Radio was and remains one of the most popular media outlets for the UAE and the rest of the Arab world. Pan-Arab sentiments were high in the late 1950s and 1960s, and a famous Egyptian station, the Sout Al Arab, or Voice of the Arabs, was dedicated to the political waves and breaking news, broadcasting the Pan-Arabist speeches of Gamal Abdul Nasser, the Egyptian ruler, to millions of listeners across the Middle East.
Browsing old photos and covers of magazines that featured her, it is possible to tell the date simply by Al Ossaily’s hairstyle. It ranges from the hippie style hair of the early 1970s to the “big hair” of the 1980s to a more conservative look that dominated the UAE from the 1990s onwards.
Coming from a family of poets, writers and traders, her parents supported her decision to continue her career in broadcast journalism. Later she set another milestone as the first female television presenter for the first TV station in Dubai, Kuwait TV – set up by Kuwait – and working there from 1969 to 1971.
Afterwards, she became the head of Abu Dhabi Radio and TV and their first female Emirati presenter, from 1972 to 1974.
The result was that the entire UAE grew up listening to Al Ossaily’s voice and saw her welcoming smile on their TV sets. They saw her first in black and white and then in colour broadcasts.
“I grew with the broadcasting medium, and I changed as it changed and progressed,” says Al Ossaily, who continued her studies while working, graduating with a diploma in Arabic literature and Islamic studies from Egypt’s Ain Shams University.

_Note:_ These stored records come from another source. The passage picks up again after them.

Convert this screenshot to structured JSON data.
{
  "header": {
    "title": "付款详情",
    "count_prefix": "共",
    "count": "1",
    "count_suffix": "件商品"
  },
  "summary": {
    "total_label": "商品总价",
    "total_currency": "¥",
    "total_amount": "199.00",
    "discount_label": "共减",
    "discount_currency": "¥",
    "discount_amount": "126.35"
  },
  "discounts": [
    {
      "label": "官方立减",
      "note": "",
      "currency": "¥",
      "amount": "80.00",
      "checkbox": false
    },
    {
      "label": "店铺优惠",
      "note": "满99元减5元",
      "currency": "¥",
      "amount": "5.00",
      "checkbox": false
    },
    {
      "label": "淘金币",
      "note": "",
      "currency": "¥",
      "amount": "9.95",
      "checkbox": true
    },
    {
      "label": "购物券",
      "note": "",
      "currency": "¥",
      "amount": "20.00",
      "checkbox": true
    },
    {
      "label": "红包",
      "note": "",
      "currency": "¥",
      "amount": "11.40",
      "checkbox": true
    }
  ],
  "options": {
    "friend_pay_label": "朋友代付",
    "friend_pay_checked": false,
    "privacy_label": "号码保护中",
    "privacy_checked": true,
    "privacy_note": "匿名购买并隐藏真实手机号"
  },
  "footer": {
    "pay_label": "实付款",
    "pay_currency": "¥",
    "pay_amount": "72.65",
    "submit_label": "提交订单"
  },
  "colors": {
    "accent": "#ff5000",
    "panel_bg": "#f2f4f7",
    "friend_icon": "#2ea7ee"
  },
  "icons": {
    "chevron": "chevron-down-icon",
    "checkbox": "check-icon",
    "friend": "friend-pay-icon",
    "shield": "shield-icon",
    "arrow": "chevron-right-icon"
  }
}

“I was lucky to be in the UAE, as our country had always respected and empowered its women. I didn’t get much resistance or backlash from our people, as our nation is founded on supporting women whatever they choose to embark on,” says Al Ossaily. “Women here always had a special place.”
Still, times have changed. “Media was not about showing off and sensationalism as it is now. I don’t understand why some women put on so much make-up and dress up and act silly on air, disrespecting this field and all the hard work of its predecessors who made it possible for journalism and the media to grow and be the power it is now,” says Al Ossaily.
“Dignity, honesty and professionalism is what I always remind the new generation of media professionals.”
From 1974 to 2000, Al Ossaily was head of exhibitions at the Ministry of Information and Culture, organising more than 150 national and international exhibitions. She was also appointed Expo general commissioner for the UAE, the first female to serve in that position in the Arab world, representing the UAE at its pavilions at World Expos in Seville, Spain in 1992, Lisbon in 1998 and Hanover, Germany in 2000.
“I am very proud of this period of my life as I was representing and introducing the UAE to the world. Exhibitions are an international window on our country and provide an opportunity for us to display our capabilities as Arabs and as women to the world,” she says. Recalling a special moment in her life, she says: “Someone had asked the late Sheikh Zayed, ‘Why is Hessa, a woman, representing the UAE abroad?’ And he said, ‘Hessa Al Ossaily is worth more than 10 men’.
“I will never forget Sheikh Zayed’s belief and trust in me, and whenever there were any difficulties or obstacles, I remember what he said and I push on.”
Always working, including on TV specials, she is now the general supervisor of programmes at the new Al Oula (The First) radio station on 107.4FM, launched this year by the Hamdan Bin Mohammed Heritage Centre.
Al Oula is the first radio station in the GCC dedicated to broadcasting programmes on national cultural values and heritage. Al Ossaily has her own segment, Al Oula with Al Oula (First with the First), a nod to her being the first in her field.
“I sit with older and newer generation of cultural and heritage figures in the UAE,” she says.
“I review their books, their poems, their work, and we discuss everything from current to past social cultural issues. It is a lot of fun,” she says. “Every time I go behind the microphone, or sit in front of the camera, it feels like the first time, full of hope and inspiration.”